Posté par admin le 25.6.2010 @ 07:18 Dans Réactions, Actualités | 3 commentaires

Madame Bachelot a présenté récemment un projet de loi de réforme de la loi de 1990 sur la protection des patients hospitalisés sous contrainte en psychiatrie. Disons le tout net, ce projet de loi est de nature hygiéniste, il est dangereux pour tout citoyen et pas seulement pour ceux qui souffrent d’un trouble mental. Certains diront que j’exagère (un député de la majorité m’a littéralement viré de son bureau quand je lui ai présenté mes objections). J’aimerais que ce soit vrai et que l’on me prouve que cette future loi va dans le sens du progrès. Mais pour l’instant, l’on n’y arrive pas.

L’intention de la loi, c’est de faciliter l’accès aux soins. Le fait que les soins en psychiatrie consistent essentiellement à placer les individus sous camisole chimique, le fait que personne ne sort jamais guéri de psychiatrie et que dans bien des cas, soins en psychiatrie égale destruction de l’individu, tout cela est superbement ignoré. Ce projet de loi est un projet de psychiatrisation du plus grand nombre. Je vous laisse découvrir ci-dessous les principales régressions que ce projet implique. Sachez qu’il est déjà passé en conseil des ministres et qu’il sera à l’Assemblée à la rentrée.

Il faut se mobiliser. C’est ce que fait déjà la Commission des citoyens pour les droits de l’homme. D’autres associations en font de même, comme le Groupe information asiles. La gauche commence à se mobiliser, avec la LDH, les verts et les communistes. Il est certain que des personnalités de droite vont également réagir, le sujet n’étant pas politique au sens gauche droite (mais uniquement politique au sens gestion des citoyens).
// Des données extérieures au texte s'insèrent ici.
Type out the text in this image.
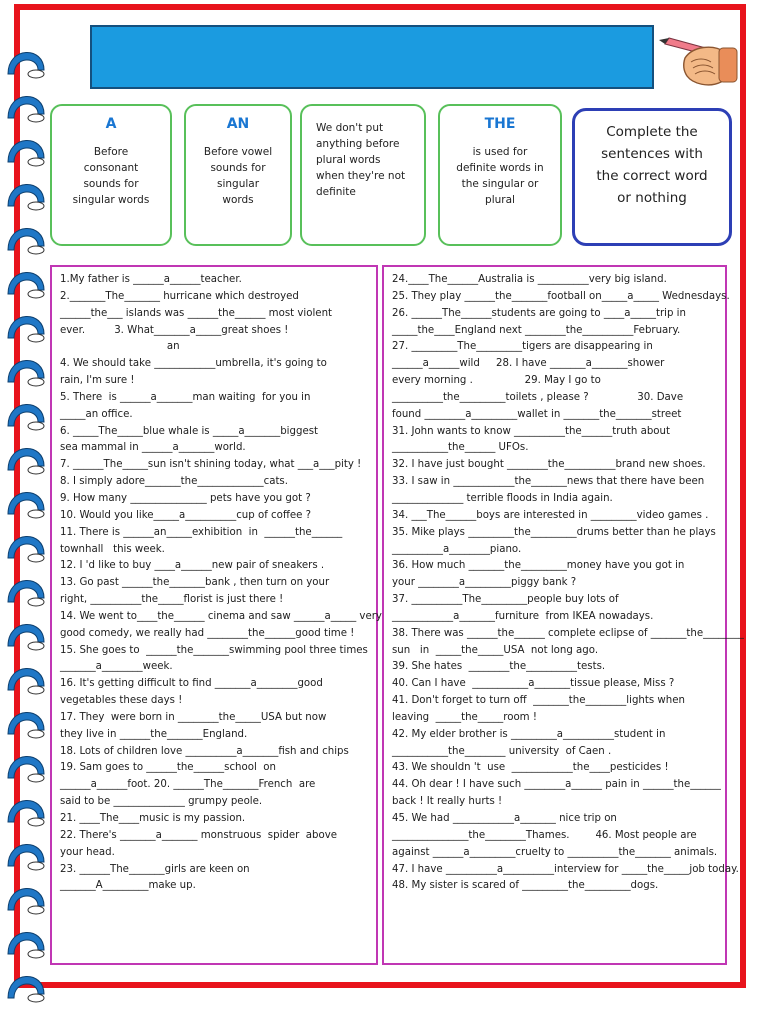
A
Before
consonant
sounds for
singular words
AN
Before vowel
sounds for
singular
words
We don't put
anything before
plural words
when they're not
definite
THE
is used for
definite words in
the singular or
plural
Complete the
sentences with
the correct word
or nothing
1.My father is ______a______teacher.
2._______The_______ hurricane which destroyed
______the___ islands was ______the______ most violent
ever.         3. What_______a_____great shoes !
an
4. We should take ____________umbrella, it's going to
rain, I'm sure !
5. There  is ______a_______man waiting  for you in
_____an office.
6. _____The_____blue whale is _____a_______biggest
sea mammal in ______a_______world.
7. ______The_____sun isn't shining today, what ___a___pity !
8. I simply adore_______the_____________cats.
9. How many _______________ pets have you got ?
10. Would you like_____a__________cup of coffee ?
11. There is ______an_____exhibition  in  ______the______
townhall   this week.
12. I 'd like to buy ____a______new pair of sneakers .
13. Go past ______the_______bank , then turn on your
right, __________the_____florist is just there !
14. We went to____the______ cinema and saw ______a_____ very
good comedy, we really had ________the______good time !
15. She goes to  ______the_______swimming pool three times
_______a________week.
16. It's getting difficult to find _______a________good
vegetables these days !
17. They  were born in ________the_____USA but now
they live in ______the_______England.
18. Lots of children love __________a_______fish and chips
19. Sam goes to ______the______school  on
______a______foot. 20. ______The_______French  are
said to be ______________ grumpy peole.
21. ____The____music is my passion.
22. There's _______a_______ monstruous  spider  above
your head.
23. ______The_______girls are keen on
_______A_________make up.
24.____The______Australia is __________very big island.
25. They play ______the_______football on_____a_____ Wednesdays.
26. ______The______students are going to ____a_____trip in
_____the____England next ________the__________February.
27. _________The_________tigers are disappearing in
______a______wild     28. I have _______a_______shower
every morning .                29. May I go to
__________the_________toilets , please ?               30. Dave
found ________a_________wallet in _______the_______street
31. John wants to know __________the______truth about
___________the______ UFOs.
32. I have just bought ________the__________brand new shoes.
33. I saw in ____________the_______news that there have been
______________ terrible floods in India again.
34. ___The______boys are interested in _________video games .
35. Mike plays _________the_________drums better than he plays
__________a________piano.
36. How much _______the_________money have you got in
your ________a_________piggy bank ?
37. __________The_________people buy lots of
____________a_______furniture  from IKEA nowadays.
38. There was ______the______ complete eclipse of _______the________
sun   in  _____the_____USA  not long ago.
39. She hates  ________the__________tests.
40. Can I have  ___________a_______tissue please, Miss ?
41. Don't forget to turn off  _______the________lights when
leaving  _____the_____room !
42. My elder brother is _________a__________student in
___________the________ university  of Caen .
43. We shouldn 't  use  ____________the____pesticides !
44. Oh dear ! I have such ________a______ pain in ______the______
back ! It really hurts !
45. We had ____________a_______ nice trip on
_______________the________Thames.        46. Most people are
against ______a_________cruelty to __________the_______ animals.
47. I have __________a__________interview for _____the_____job today.
48. My sister is scared of _________the_________dogs.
N’hésitez pas à me contacter pour plus d’informations, et suivez ce qui se passe, c’est important.


Projet de réforme de la loi sur
les hospitalisations psychiatriques :

VERS UNE PSYCHIATRISATION INCONTROLEE
DE LA POPULATION

Position de la Commission des citoyens pour les droits de l’homme sur le projet de loi n°2494 intitulé « Droits et protection des personnes faisant l’objet de soins psychiatriques et modalités de leur prise en charge. » (Assemblée Nationale, 5 mai 2010. Documents législatifs.)


La CCDH qui dénonce depuis 1974 en France les abus psychiatriques s’oppose radicalement au projet de réforme que la Ministre de la santé a rendu public au début de ce mois, en vue d’une inscription à l’ordre du jour du Parlement à la rentrée 2010. Ce projet de réforme va à l’encontre des droits fondamentaux des personnes prises en charge de gré ou de force en psychiatrie. Il met aussi en danger n’importe quel citoyen, tant il donne de pouvoirs au système psychiatrique et tant il pourrait permettre à un éventuel gouvernement malveillant de se servir de la psychiatrie comme outil de contrôle politique et social.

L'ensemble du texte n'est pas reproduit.